By Asian Student Achievement, LLC

Entering the year 2020, we could not have fathomed this pandemic to be crawling behind us. As Asian Pacific Islander Americans (APIAs), we are forced to deal with the cards we are dealt: we are labeled to be submissive, academic overachievers, but those stereotypes are a myth. Our company, Asian Student Achievement, LLC provides a Diversity-Driven Job Board and coaching service seeking to diversify the workplace and help move Asian and Asian Americans through the pipeline to leadership. We reached out to professionals in recruiting, diversity, and inclusion to guide this conversation and offer tips on navigating jobs during the COVID-19 pandemic.

Who We Are as APIA

The cultural practice of “respecting your elders” runs deep through the APIA community. Ning Zulaf, a Global Recruiting Strategist at the University of Illinois at Urbana-Champaign, voices that “We all need to be aware of the imposter syndrome. We are taught that our parents and grandparents worked so hard for us and we need to be the best”. Embedded in our cultural roots is this external pressure that we “owe” it to our elders to work hard, follow their path, and be obedient.
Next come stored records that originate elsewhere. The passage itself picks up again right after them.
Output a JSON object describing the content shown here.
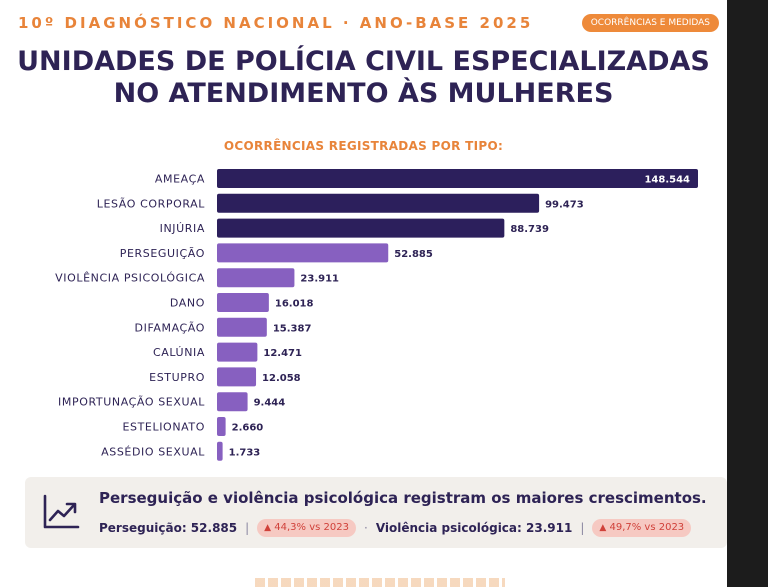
{
  "header": {
    "kicker": "10º DIAGNÓSTICO NACIONAL · ANO-BASE 2025",
    "badge": "OCORRÊNCIAS E MEDIDAS",
    "title_line1": "UNIDADES DE POLÍCIA CIVIL ESPECIALIZADAS",
    "title_line2": "NO ATENDIMENTO ÀS MULHERES"
  },
  "chart_data": {
    "type": "bar",
    "orientation": "horizontal",
    "title": "OCORRÊNCIAS REGISTRADAS POR TIPO:",
    "categories": [
      "AMEAÇA",
      "LESÃO CORPORAL",
      "INJÚRIA",
      "PERSEGUIÇÃO",
      "VIOLÊNCIA PSICOLÓGICA",
      "DANO",
      "DIFAMAÇÃO",
      "CALÚNIA",
      "ESTUPRO",
      "IMPORTUNAÇÃO SEXUAL",
      "ESTELIONATO",
      "ASSÉDIO SEXUAL"
    ],
    "values": [
      148544,
      99473,
      88739,
      52885,
      23911,
      16018,
      15387,
      12471,
      12058,
      9444,
      2660,
      1733
    ],
    "value_labels": [
      "148.544",
      "99.473",
      "88.739",
      "52.885",
      "23.911",
      "16.018",
      "15.387",
      "12.471",
      "12.058",
      "9.444",
      "2.660",
      "1.733"
    ],
    "xlim": [
      0,
      148544
    ],
    "grid": false,
    "colors": {
      "dark": "#2c1f5c",
      "light": "#8760c0"
    },
    "dark_count": 3
  },
  "callout": {
    "icon": "trending-up-icon",
    "title": "Perseguição e violência psicológica registram os maiores crescimentos.",
    "stat1_label": "Perseguição: 52.885",
    "stat1_change": "44,3% vs 2023",
    "stat2_label": "Violência psicológica: 23.911",
    "stat2_change": "49,7% vs 2023",
    "separator": "|",
    "dot": "·",
    "up_arrow": "▲"
  }
}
We continue to work hard, hoping to gain approval from our elders by finding a “good job”. From there, we enter the workforce and realize the struggles we may face as APIAs. Kevin Zhao, a Global Executive Compensation Specialist at Boeing, mentions “it’s hard being Asian American in Boeing because the employees are tenured Caucasian Americans”.

After a couple years, we become more comfortable and are eager to look at opportunities for leadership and career advancement. How do we begin asking for this opportunity? Kevin Bradley, a Senior Advisor for Global Inclusion & Diversity at Zebra Technologies, remarks, “We never brag about ourselves. Culturally we haven’t been good at that”. Having been raised to be compliant is a predicament we may face as APIAs in the workforce. However, there are methods we can use to maneuver around the professional world without losing our APIA character.

Job Searching as an APIA

With the current political, social, and economic conditions, the job search process has become more challenging for APIAs. Echo Yang, a Talent Acquisition Specialist at The Nature Conservancy, recommends to “remember [as an Asian community our strength is to] bring different things to the table, don’t be afraid to reveal your shows that diverse workplaces have higher innovation and employee engagement [further] improving profits”. It is imperative to embrace our cultural identity and utilize our diverse backgrounds and experiences as an advantage rather than a barrier.

We need to put ourselves out there through networking. Alan Guevarra, a Talent Strategy Manager at Hunt Club, said, “Filling job roles really comes down to networking and knowing your specific group”. To advance forward, we need to put ourselves in uncomfortable situations. Bradley highlighted that “Asians need to ask for more...we spend so much time being polite and thanking higher-ups”.

As APIAs, we need to do a better job in embracing our differences, portraying our talents, networking with others, and asking for more. It may be uncomfortable - however, taking steps outside of the box can create more opportunities for growth.

Advice to Job Seekers

We asked the esteemed professionals we interviewed to offer their advice. Here is their recommendation:

  • Be Assertive – “Recruiters like to be approached. Imagine fishes coming to your boat saying ‘I’m lean and delicious!’.” (Alan Guevarra)

  • Keep Learning – “For those out of the market, fill the gaps in your resume by learning new skills or gaining a certification.” (Echo Yang)

  • Mentorship – “Don’t only have Asian mentors. Expand and learn from [others].” (Kevin Bradley)

Cruising the professional world as APIAs in the middle of this pandemic is not an impossible task. We hope these tips can be used as a compass to aid in your journey.